Актрисе приходится произносить два длинных и сложнейших монолога: о том, каким должен быть мужчина, и о том, что такое любовь. Она играет их, преодолевая сопротивление зрительного зала: кто-то воспринимает вырыпаевский текст сочувственно, а кто-то открыто выражает несогласие и недовольство затянувшейся сценой. Сухорецкая выполняет задачу с достоинством, не превращая слова героини в пародию (как это, например, происходит в спектакле, поставленном Артемом Петровым в петербургском театре «Комедианты»). Драматургу и режиссеру здесь присуща ирония, но иронизируют они скорее над запальчивостью девушки, убежденно обрушивающей на Дэвида формулировку за формулировкой, чем над содержанием. Монолог Элизабет о любви становится переломным: во время этой сцены пластиковый мир отступает от героев. Платформы с растениями уходят вниз, и на краю небольшой площадки остаются мужчина и женщина – наедине с целой Вселенной. Слова Элизабет достигают цели – сумевший их услышать и осознать, Дэвид «воскресает». И не где-нибудь, а на кладбище, во время похорон своего друга Фрэнка (Виталий Кищенко), которого на тот свет отправила его жена Салли (яркая второплановая роль Ирины Пеговой).

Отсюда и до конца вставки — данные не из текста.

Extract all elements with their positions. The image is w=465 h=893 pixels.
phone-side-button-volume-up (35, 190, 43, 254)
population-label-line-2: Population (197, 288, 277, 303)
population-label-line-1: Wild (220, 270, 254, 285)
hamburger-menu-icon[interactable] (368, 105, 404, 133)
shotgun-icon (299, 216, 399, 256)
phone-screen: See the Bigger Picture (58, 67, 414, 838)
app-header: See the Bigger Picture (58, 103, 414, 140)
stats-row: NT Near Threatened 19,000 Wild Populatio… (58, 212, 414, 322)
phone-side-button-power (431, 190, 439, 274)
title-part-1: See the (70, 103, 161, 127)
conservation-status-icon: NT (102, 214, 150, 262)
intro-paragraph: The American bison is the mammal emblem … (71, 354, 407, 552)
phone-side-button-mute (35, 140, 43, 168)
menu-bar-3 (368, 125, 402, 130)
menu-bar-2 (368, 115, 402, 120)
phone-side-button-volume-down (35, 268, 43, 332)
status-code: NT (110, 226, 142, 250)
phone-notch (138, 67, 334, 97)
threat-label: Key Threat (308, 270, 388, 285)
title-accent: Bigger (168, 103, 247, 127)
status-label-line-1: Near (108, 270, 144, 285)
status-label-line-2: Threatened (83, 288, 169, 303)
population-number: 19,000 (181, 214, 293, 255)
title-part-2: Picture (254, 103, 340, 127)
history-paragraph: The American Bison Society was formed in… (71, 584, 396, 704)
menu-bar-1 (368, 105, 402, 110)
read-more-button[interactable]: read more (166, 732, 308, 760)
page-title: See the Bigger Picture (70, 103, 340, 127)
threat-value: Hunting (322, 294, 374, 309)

Когда миссия Элизабет выполнена, осталась самая малость, чтобы мечта сбылась. С первой же сцены Рыжаков разделяет персонажей Ивановой-Сергеевой и Янковского на физическом уровне. Мэрил, время от времени невзначай вмешивающаяся в материальный мир мужа, то подбирая его платок, то заботливо складывая брошенный на пол плащ, все же остается бесплотной фигурой, которой нельзя коснуться. В финальной сцене то, что прежде было для героя невероятным, становится возможным. Но не потому, что хэппи-энд и поцелуй крупным планом голливудскому фильму предписаны. Просто «наши мечты – это наша работа, которую мы во что бы то ни стало должны сделать хорошо», и у Дэвида, благодаря влиянию Элизабет, это получается. Получается обрести самого себя, преодолеть свою обособленность от мира – и от той части собственной души, которую олицетворяла в спектакле Мэрил.
«Dreamworks» Виктора Рыжакова – постановка о том, как жизнь подчас начинает походить на голливудский фильм категории «B». Проживая ее согласно законам жанра, можно полностью слиться с картонным задником и позабыть о существовании иного пространства, дверь в которое человеку открывает любовь, не зависящая ни от каких «гребаных обстоятельств». И это – то самое пространство, где мечта о подлинном счастье, наконец, сбывается. Даже смерти вопреки.
В статье использованы фотографии Екатерины Цветковой.